Wer der Opposition in Berlin bislang bei der Arbeit zusah, konnte meinen, die CDU sei mit ihrer Rolle ganz zufrieden. Erstaunlich, wie schnell und einfach der Abschied von der Macht gelang. So hat sie erst gar nicht versucht, Grünen und FDP in Sondie­rungen ein Angebot zu unterbreiten.

Söder wollte auf seine zweite Chance in vier Jahren warten, die CDU war ermattet. So kam Friedrich Merz zum Zug, und der ist nun mal gelernter Opposi­ti­ons­po­li­tiker. Dazu kommt, dass die Umfragen schnell den Eindruck erweckten, es sei wirklich nur ein einma­liger Ausrut­scher auf Platz 2 gewesen.

Die Union scheint nun wieder – und das mit großem Abstand – die Partei zu sein, um die herum sich eine Regie­rungs­kon­stel­lation der Mitte bildet. Man muss anscheinend nur abwarten, bis die Ampel­ko­alition sich mit einem Winseln oder einem Knall vom Hof macht. Doch das ist ein trüge­ri­sches Bild.

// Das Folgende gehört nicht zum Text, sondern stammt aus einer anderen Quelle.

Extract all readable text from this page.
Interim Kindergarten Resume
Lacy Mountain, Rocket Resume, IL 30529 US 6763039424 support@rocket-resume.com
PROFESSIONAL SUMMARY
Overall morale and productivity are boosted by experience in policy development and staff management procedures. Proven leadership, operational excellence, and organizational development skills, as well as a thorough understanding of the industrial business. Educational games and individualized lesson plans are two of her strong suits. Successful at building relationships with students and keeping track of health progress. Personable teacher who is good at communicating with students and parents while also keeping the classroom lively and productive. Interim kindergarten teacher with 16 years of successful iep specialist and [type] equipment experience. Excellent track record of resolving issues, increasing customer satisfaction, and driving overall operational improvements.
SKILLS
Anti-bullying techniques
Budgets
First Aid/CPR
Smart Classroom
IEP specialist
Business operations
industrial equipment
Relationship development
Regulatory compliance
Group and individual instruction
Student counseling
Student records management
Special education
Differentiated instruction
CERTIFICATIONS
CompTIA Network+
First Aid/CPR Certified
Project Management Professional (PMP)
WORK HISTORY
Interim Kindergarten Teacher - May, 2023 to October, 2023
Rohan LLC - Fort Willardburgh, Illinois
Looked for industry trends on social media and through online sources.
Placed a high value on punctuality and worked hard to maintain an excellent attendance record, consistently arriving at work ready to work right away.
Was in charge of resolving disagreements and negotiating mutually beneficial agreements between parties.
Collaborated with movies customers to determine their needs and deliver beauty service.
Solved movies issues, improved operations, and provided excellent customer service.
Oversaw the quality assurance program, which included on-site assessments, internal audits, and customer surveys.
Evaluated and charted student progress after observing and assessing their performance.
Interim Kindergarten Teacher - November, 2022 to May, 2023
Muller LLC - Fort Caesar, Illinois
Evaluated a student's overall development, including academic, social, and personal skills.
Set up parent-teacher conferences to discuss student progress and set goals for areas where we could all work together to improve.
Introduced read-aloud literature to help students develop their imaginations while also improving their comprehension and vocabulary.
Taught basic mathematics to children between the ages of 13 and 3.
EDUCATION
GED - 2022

Opposition gegen eine als planlos und zerstritten wahrge­nommene Regierung ist einfach und wird demosko­pisch rasch und reich belohnt. Dafür sind die 30 Prozent in Umfragen sogar eher mau. Die Merkel-CDU erzielte durchweg höhere Werte als Partei in Regie­rungs­ver­ant­wortung.  Außerdem hat es die Union im demokra­ti­schen Sektor der Opposition zwar leicht, den Ärger über die Ampel und auch den Frust von Anhängern der Koali­ti­ons­par­teien über das ungewollte Bündnis „abzugreifen“ – die Ampel­ko­alition wird aber nicht als solche in den Wahlkampf ziehen.

Die drei Regie­rungs­par­teien wissen das, die Opposition weiß das, und die Wähle­rinnen und Wähler wissen das im Grunde auch. Die FDP ist ohnehin längst auf eigene politische Rechnung unterwegs. Wahlkämpfe und Wahlen sind keine Bilanzen, sie sind Zukunfts­pro­jek­tionen. Sie verlangen Perspek­tiven und Vertrau­ens­per­sonen, die für sie stehen.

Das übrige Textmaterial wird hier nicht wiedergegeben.